Cette volonté de se loger par soi-même n’est pas chose facile. Ceux qui s’engagent dans ce chemin rencontrent pas mal de difficultés. À défaut d’avoir un espace dans les quartiers proches du centre-ville, les Librevillois s’en éloignent. C’est dans les quartiers reculés de la ville qu’ils entreprennent des travaux de construction. Dans ces zones qui ne sont pas viabilisées,,La construction est un chemin de croix.
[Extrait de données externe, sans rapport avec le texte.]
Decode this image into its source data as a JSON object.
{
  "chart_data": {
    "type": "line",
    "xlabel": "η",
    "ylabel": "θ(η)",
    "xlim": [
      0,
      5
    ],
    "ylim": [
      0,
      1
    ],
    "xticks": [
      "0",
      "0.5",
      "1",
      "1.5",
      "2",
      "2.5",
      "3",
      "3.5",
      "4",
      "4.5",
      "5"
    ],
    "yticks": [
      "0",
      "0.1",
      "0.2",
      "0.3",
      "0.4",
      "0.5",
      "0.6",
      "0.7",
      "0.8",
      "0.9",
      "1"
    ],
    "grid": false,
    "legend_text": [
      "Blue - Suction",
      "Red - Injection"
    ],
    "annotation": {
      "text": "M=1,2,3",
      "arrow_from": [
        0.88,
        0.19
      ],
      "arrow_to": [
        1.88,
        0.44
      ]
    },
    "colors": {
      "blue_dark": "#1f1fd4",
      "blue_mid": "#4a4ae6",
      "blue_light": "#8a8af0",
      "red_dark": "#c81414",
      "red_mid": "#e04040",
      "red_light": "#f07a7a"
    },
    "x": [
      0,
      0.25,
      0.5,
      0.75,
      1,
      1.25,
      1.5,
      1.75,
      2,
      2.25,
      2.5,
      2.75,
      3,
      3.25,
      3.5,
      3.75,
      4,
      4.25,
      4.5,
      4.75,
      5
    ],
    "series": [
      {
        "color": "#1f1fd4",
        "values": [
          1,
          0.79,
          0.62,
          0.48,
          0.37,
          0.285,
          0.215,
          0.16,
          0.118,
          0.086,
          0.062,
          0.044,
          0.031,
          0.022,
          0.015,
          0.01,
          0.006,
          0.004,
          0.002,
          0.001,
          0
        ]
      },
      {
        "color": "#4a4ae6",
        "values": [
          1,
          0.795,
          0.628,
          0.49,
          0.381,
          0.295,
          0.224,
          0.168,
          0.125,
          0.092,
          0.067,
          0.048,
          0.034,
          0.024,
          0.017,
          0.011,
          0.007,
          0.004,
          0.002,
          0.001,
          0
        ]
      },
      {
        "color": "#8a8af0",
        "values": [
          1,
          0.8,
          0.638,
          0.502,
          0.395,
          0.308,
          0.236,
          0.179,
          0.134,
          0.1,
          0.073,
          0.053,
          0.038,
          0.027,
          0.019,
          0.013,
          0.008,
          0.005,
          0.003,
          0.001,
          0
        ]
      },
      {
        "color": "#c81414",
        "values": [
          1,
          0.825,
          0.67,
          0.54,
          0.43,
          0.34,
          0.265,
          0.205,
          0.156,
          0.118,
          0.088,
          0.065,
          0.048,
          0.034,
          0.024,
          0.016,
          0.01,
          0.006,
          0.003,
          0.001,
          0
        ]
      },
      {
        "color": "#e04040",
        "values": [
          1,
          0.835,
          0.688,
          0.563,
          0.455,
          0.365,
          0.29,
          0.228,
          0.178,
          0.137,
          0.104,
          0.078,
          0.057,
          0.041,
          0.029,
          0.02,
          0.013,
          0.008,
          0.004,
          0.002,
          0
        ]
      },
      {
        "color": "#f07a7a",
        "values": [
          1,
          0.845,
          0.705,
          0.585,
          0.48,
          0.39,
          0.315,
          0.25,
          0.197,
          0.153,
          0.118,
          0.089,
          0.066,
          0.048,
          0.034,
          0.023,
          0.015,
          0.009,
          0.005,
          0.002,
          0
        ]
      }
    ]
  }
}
Les dépenses en termes de transports des matériaux se multiplient de façon exponentielle. N’en parlons pas des achats qui se font dans la zone de construction. On comprend qu’en l’absence des voies de circulation, l’acheminement des matériaux des grandes surfaces de ventes aux détaillants est coûteux. On comprend mieux pourquoi les maisons dans lesquelles certains vivent sont inachevées. C’est en vivant dans ces demeures que les propriétaires achèvent les travaux. Ces bâtisseurs qui peuvent étonner par la volonté qui les animes sont des exemples pour bien des personnes. Il n’est donc pas du tout étonnant de constater que des quartiers qui n’étaient pas très habités le soient devenus.
La volonté de ces compatriotes est à saluer. Mais combien de Gabonais pourront faire comme eux quand on sait que le chômage bat son plein. Par cette réalité qui saute aux yeux, on peut dire que la question de l’habitat reste un problème entier pour les plus hautes autorités.